Human Performance and Recreation


The triad of allied health clinical instruction includes the instructor, student and patient. The clinical instructor, the student athletic trainer, and the athlete create this dynamic learning environment in the education of athletic trainers. The goals of this study were to further develop and modify the Clinical Instructor Analysis Tool - Athletic Training (CIAT-AT) (Gardner, 1995), to observe identify interactional behaviors in athletic training clinical instruction and to compare these behaviors based on experiential level of clinical instructors. Video and audio recordings of clinical instruction were made at five CAAHEP accredited or NATA approved athletic training education programs.
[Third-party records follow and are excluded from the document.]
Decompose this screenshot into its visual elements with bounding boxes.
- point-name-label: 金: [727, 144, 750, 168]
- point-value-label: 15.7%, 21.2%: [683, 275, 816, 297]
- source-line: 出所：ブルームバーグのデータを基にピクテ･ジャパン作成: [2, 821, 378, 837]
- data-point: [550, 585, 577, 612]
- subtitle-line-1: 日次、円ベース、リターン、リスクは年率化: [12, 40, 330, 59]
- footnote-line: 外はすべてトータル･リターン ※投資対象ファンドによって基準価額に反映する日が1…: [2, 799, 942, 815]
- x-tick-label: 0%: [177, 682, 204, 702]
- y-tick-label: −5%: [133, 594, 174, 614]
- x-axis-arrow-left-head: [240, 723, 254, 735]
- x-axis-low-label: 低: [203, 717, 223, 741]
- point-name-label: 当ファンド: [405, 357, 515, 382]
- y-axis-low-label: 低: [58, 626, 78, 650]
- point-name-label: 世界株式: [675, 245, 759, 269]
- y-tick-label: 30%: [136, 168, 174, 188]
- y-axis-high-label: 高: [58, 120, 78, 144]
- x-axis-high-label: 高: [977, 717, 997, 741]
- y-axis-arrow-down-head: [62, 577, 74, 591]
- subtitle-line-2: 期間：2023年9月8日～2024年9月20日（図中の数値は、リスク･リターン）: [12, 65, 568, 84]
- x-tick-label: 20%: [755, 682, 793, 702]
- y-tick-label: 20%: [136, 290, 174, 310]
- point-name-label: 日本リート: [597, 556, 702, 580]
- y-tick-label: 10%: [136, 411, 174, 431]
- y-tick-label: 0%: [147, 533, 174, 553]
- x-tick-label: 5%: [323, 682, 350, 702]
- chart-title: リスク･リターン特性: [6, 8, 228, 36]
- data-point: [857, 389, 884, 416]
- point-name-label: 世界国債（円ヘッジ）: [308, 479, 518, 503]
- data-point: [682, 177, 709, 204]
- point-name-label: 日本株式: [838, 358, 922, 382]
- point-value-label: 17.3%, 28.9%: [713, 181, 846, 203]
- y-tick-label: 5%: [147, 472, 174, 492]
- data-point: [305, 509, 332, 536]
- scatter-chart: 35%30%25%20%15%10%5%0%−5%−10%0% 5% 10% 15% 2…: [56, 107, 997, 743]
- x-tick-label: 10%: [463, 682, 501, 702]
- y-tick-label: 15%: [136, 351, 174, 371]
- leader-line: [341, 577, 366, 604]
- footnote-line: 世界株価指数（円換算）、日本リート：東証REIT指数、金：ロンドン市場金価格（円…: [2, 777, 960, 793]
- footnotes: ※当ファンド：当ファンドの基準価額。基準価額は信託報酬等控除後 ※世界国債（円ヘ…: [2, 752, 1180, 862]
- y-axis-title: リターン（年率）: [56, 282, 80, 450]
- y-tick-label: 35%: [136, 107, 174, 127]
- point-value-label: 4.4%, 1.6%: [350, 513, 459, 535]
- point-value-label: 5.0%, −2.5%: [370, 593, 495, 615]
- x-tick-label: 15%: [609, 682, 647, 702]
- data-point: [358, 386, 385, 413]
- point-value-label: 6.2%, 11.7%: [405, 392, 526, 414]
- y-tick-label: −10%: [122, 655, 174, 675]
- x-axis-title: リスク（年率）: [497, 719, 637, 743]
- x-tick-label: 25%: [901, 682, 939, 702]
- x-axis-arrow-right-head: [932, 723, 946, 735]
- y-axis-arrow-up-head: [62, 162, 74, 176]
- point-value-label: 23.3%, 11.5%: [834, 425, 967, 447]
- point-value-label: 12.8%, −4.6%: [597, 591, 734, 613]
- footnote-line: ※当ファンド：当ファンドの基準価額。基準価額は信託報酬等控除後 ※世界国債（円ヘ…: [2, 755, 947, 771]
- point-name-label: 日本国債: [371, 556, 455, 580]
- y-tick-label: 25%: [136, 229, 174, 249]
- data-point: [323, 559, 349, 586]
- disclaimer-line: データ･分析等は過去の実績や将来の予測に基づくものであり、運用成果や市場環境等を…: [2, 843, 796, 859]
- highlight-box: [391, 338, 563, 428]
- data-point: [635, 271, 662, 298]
A total of thirty clinical instructors were recorded. Ten clinical instructors from the novice, intermediate and advanced experience groups were studied. An interval recording method was used to document behaviors with the Clinical Instructor Assessment Tool - Athletic Training II (CIAT-AT II). The data indicated that intermediate and advanced clinical instruction included three times more interactions initiated by the student athletic trainer. The second finding supported that increased clinical instructor experience allowed more screening and evaluative techniques accomplished by the student athletic trainer. Thirdly, this study revealed that the use of skill feedback for all clinical instructors is a small proportion of total interactions. Finally, direct teaching styles are more common than indirect teaching styles in athletic training clinical instruction. Conclusions can be made from this study that experiential level does influence interactional behaviors in clinical instruction. Specifically, those behaviors which lead to psychomotor refinement of evaluation skills by the student athletic trainer. The low proportion of skill feedback needs to be further addressed in professional preparation of clinical instructors. The direct nature of clinical instruction teaching style supports Gardner's (1995) earlier work.